David Hasselhoff is known for much, but can he really be attributed to contributing to the fall of the Berlin Wall? According to David Hasselhoff (“The Hoff”), his musical performance was important. Now is the time to clarify this.
“I’ve been looking for freedom” sings in David Hasselhoff in a video in front of the Berlin Wall on New Year’s Eve 1989.
A cover song makes a success
The song had become a super hit for Hasselhoff and was ranked first on the leaderboard for 8 weeks in West Germany. The text matched the feeling of this time and the melody was catchy. The fact that the song itself was a cover and actually came in 1978, there were few that cared about.

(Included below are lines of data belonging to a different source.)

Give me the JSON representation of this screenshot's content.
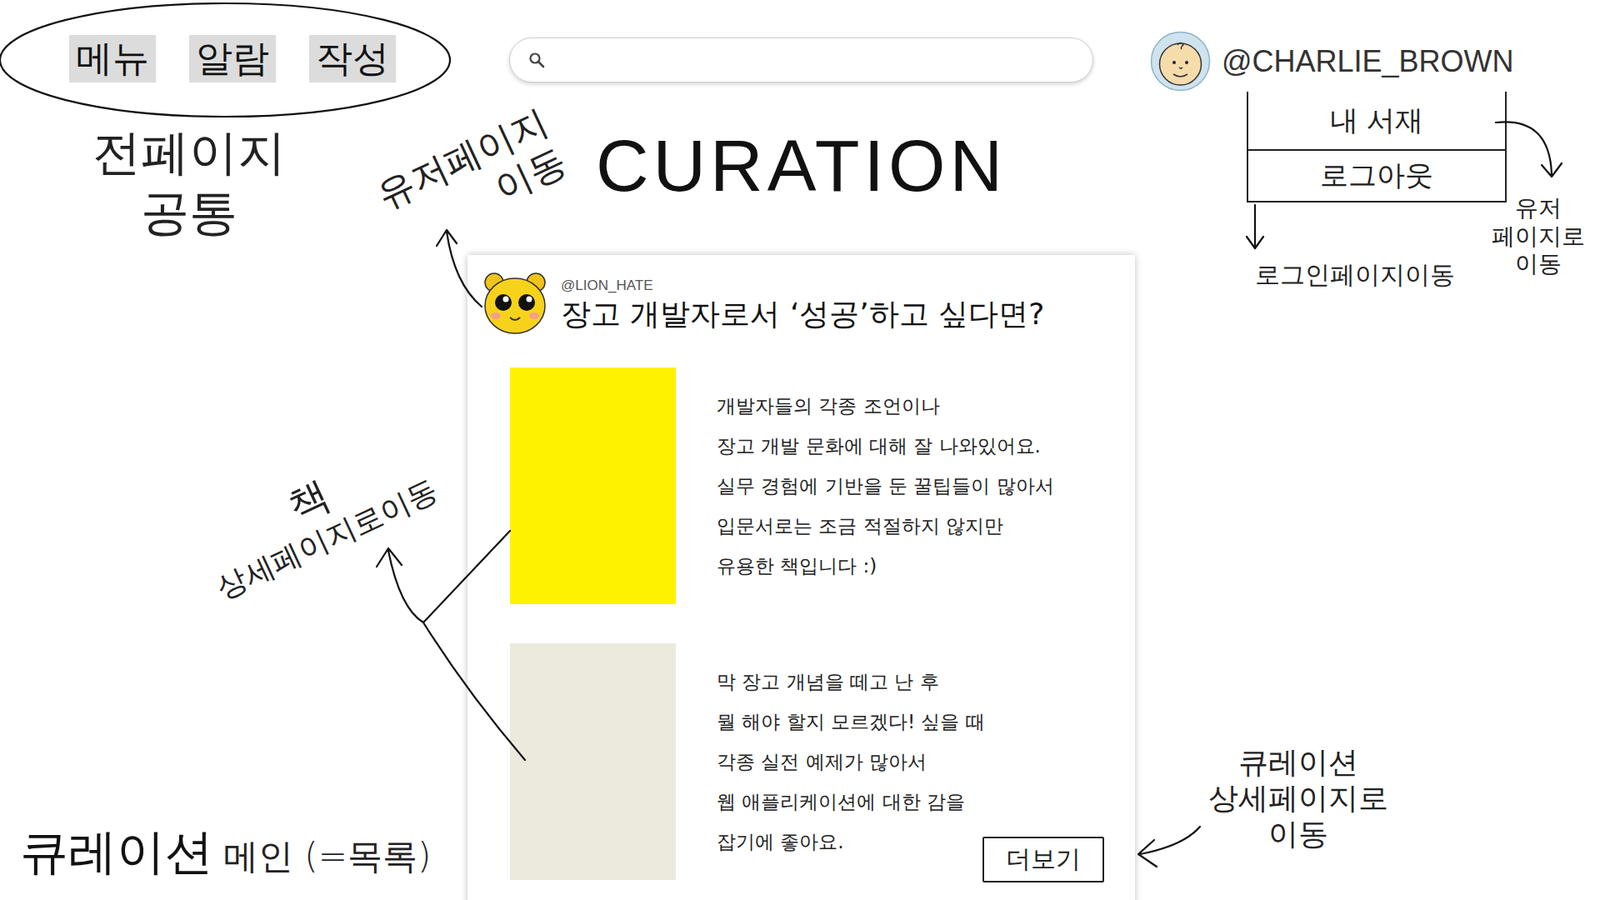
{
  "nav": {
    "buttons": [
      "메뉴",
      "알람",
      "작성"
    ]
  },
  "user": {
    "handle": "@CHARLIE_BROWN",
    "menu": [
      "내 서재",
      "로그아웃"
    ]
  },
  "page_title": "CURATION",
  "curation": {
    "author": "@LION_HATE",
    "title": "장고 개발자로서 ‘성공’하고 싶다면?",
    "books": [
      {
        "color": "#fff200",
        "description": [
          "개발자들의 각종 조언이나",
          "장고 개발 문화에 대해 잘 나와있어요.",
          "실무 경험에 기반을 둔 꿀팁들이 많아서",
          "입문서로는 조금 적절하지 않지만",
          "유용한 책입니다 :)"
        ]
      },
      {
        "color": "#ece9dd",
        "description": [
          "막 장고 개념을 떼고 난 후",
          "뭘 해야 할지 모르겠다! 싶을 때",
          "각종 실전 예제가 많아서",
          "웹 애플리케이션에 대한 감을",
          "잡기에 좋아요."
        ]
      }
    ],
    "more": "더보기"
  },
  "page_label": {
    "name": "큐레이션",
    "note": "메인 (=목록)"
  },
  "annotations": {
    "common": [
      "전페이지",
      "공통"
    ],
    "user_page": [
      "유저페이지",
      "이동"
    ],
    "book_detail": [
      "책",
      "상세페이지로이동"
    ],
    "login_page": [
      "로그인페이지이동"
    ],
    "user_page_menu": [
      "유저",
      "페이지로",
      "이동"
    ],
    "curation_detail": [
      "큐레이션",
      "상세페이지로",
      "이동"
    ]
  }
}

Hasselhoff’s single album “Looking for Freedom” was released in June 1989, about four months before the wall fell. The song quickly went to the top lists and, like much other music from the West, it was banned quickly in East Germany. This despite the fact that the song really is about a son with a rich father who chooses to go his own way instead of getting everything served.
Celebrities at the Berlin Wall
In the fall of 1989, many of the celebrities of the past fought to emphasize themselves as opponents of the Berlin Wall, including David Bowie.
However, David Hasselhoff chose to wait until the wall had already begun to be demolished.
New Year’s Eve 1989 celebrated Germany for the first time as a united country. Scores of East and West Germans had gathered near the Brandenburg Gate when Hasselhoff went up on stage with a flashing jacket and keyboard.
This performance was also filmed, which was to become a tragicomic classic in the late 90s.
The wall is falling but where is Hasselhoff?
The wall had fallen, but without Hasselhoff being there. His performance was certainly appreciated, but Hasselhoff most likely did not stand at the top of the barricades when it was really hot. After his performance, he commented that he was totally “overcome with emotion”.
In an interview later to the English The Sun, Hasselhoff says he would like to come and create peace in other countries …
If truth be told
Who can objectively evaluate his contribution to the fall of the Berlin Wall? Not David in any case, as opposed to most modern historians.
Hasselhoff has been cautious in mentioning his commitment in recent years, but in 2004 he was interviewed in German “TV Spielfilm Magazine”. He tells us that he had been at the Berlin Wall Museum at Checkpoint Charlie in Berlin, but could not see any painting there on him. Hasselhoff’s fans declared it all a joke.
Joking or not, David Hasselhoff hasn’t and will not tear down any walls, just as he won’t build any talking cars.